こっくりことこと、大豆の醤油煮

豆は音の調理



おばあちゃんの味

休日の前夜に豆をたっぷりの水につけて一晩寝かせ、翌朝に火にかける。家事をしながらも台所の豆を頭の隅においておき「水の量はどうかな」「ことことしてるかな」と時々様子を見てあげる。そんな休日の午前を過ごすのもよいものです。

ことことこと…
豆を火にかけるときのことば。木を優しく叩くようにも聞こえるのは、木の鍋ぶたが鍋の縁にあたっている様子を表しているようです。今では圧力鍋で一気に柔らかくすることもできますが、時間をかけてゆっくりと柔らかく煮るお豆には、小さな一粒にあるエネルギーが引き出されるような気がします。栄養面からも水煮されたものより乾燥大豆を自分で戻してから煮た方が、得られる栄養素が多いそうです。
お醤油とお砂糖で仕上げたお豆は箸休めやお弁当の片隅にある控えめな存在ですが、昔から続くこの味は、なんだか故郷に帰ったようで、ほっとします。

大豆の醤油煮作り方



煮豆

煮豆の材料

大豆:200g
昆布:5センチ角を4枚程
砂糖:70g〜80g
醤油:大さじ2

煮豆の作り方

①、大豆を洗う。鍋に大豆の重量の4〜5倍の水を入れて一晩(6〜8時間)浸水させる。
②、大豆が水分を含んで膨らむ。その鍋に昆布を入れて中火にかける。

煮豆の作り方

③、沸騰後、あく(白い泡)が出てくるので取り除く。弱火にし、豆が小さく揺れるくらいの温度と、大豆の上に水が2センチくらいある状態を保つ。
弱火過ぎると温度が下がってくるので火加減には気を配る。
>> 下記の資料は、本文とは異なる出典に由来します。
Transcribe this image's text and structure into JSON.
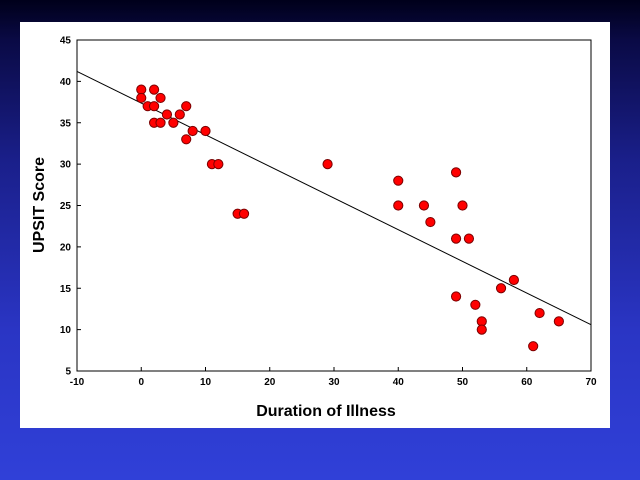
{
  "chart_data": {
    "type": "scatter",
    "title": "",
    "xlabel": "Duration of Illness",
    "ylabel": "UPSIT Score",
    "xlim": [
      -10,
      70
    ],
    "ylim": [
      5,
      45
    ],
    "x_ticks": [
      -10,
      0,
      10,
      20,
      30,
      40,
      50,
      60,
      70
    ],
    "y_ticks": [
      5,
      10,
      15,
      20,
      25,
      30,
      35,
      40,
      45
    ],
    "grid": false,
    "series": [
      {
        "color": "#ff0000",
        "points": [
          {
            "x": 0,
            "y": 39
          },
          {
            "x": 0,
            "y": 38
          },
          {
            "x": 1,
            "y": 37
          },
          {
            "x": 2,
            "y": 39
          },
          {
            "x": 2,
            "y": 37
          },
          {
            "x": 3,
            "y": 38
          },
          {
            "x": 2,
            "y": 35
          },
          {
            "x": 3,
            "y": 35
          },
          {
            "x": 4,
            "y": 36
          },
          {
            "x": 5,
            "y": 35
          },
          {
            "x": 6,
            "y": 36
          },
          {
            "x": 7,
            "y": 37
          },
          {
            "x": 7,
            "y": 33
          },
          {
            "x": 8,
            "y": 34
          },
          {
            "x": 10,
            "y": 34
          },
          {
            "x": 11,
            "y": 30
          },
          {
            "x": 12,
            "y": 30
          },
          {
            "x": 15,
            "y": 24
          },
          {
            "x": 16,
            "y": 24
          },
          {
            "x": 29,
            "y": 30
          },
          {
            "x": 40,
            "y": 28
          },
          {
            "x": 40,
            "y": 25
          },
          {
            "x": 44,
            "y": 25
          },
          {
            "x": 45,
            "y": 23
          },
          {
            "x": 49,
            "y": 29
          },
          {
            "x": 49,
            "y": 21
          },
          {
            "x": 50,
            "y": 25
          },
          {
            "x": 51,
            "y": 21
          },
          {
            "x": 49,
            "y": 14
          },
          {
            "x": 52,
            "y": 13
          },
          {
            "x": 53,
            "y": 11
          },
          {
            "x": 53,
            "y": 10
          },
          {
            "x": 56,
            "y": 15
          },
          {
            "x": 58,
            "y": 16
          },
          {
            "x": 62,
            "y": 12
          },
          {
            "x": 61,
            "y": 8
          },
          {
            "x": 65,
            "y": 11
          }
        ]
      }
    ],
    "trendline": {
      "x": [
        -10,
        70
      ],
      "y": [
        41.2,
        10.6
      ]
    },
    "colors": {
      "marker": "#ff0000",
      "marker_edge": "#7a0000",
      "axes": "#000000",
      "line": "#000000"
    }
  }
}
水が少なくなってきたら差し水をする。
④、大豆に均等に熱が入るように、また底に大豆がくっつかないために、ときどき(差し水をするタイミングでもよい)箸で鍋の中をかきまぜる。
⑤、1時間半頃から煮えてくるので、一粒を取り、親指と人差し指で大豆をはさみ、柔らかさを確認する。ふにゃっと潰れるくらいまで煮る。
※この後、調味料を入れると大豆が締まり、煮ても柔らかくならないので柔らかめに煮る。
⑥、柔らかくなったら煮汁をひたひたまで調整する。砂糖を加え、落としぶたをし10分程煮る。
さらに醤油を加えて15分煮る。味をみてよければ火を止める。そのまま味をしみ込ませる。
※昆布は一緒に炊き込むと味がよくなります。また溶けてとろみがつきます。今回、砂糖はてん菜糖を70g使いました。てん菜糖は白砂糖より甘みが控えめです。

郷土の味



大豆は昔から貴重なたんぱく源でした。ですから各地で大豆を使った風土にあった料理がさまざまにあり、今に受け継がれています。この大豆の醤油煮もそのひとつ。食べると懐かしい気持ちになったり、時々無性に食べたくなったり…作るのに時間はかかるけれど、素朴ながらも心のこもった贅沢さがあるようです。前日に水でなく、水に砂糖と醤油とを溶かした煮汁を作りそこに豆を一晩浸しそのまま火にかける方法もあります。このような、ちょっとした違いが郷土の味であり人それぞれの故郷の味。あなたの故郷の味を見つけてみてはいかがですか。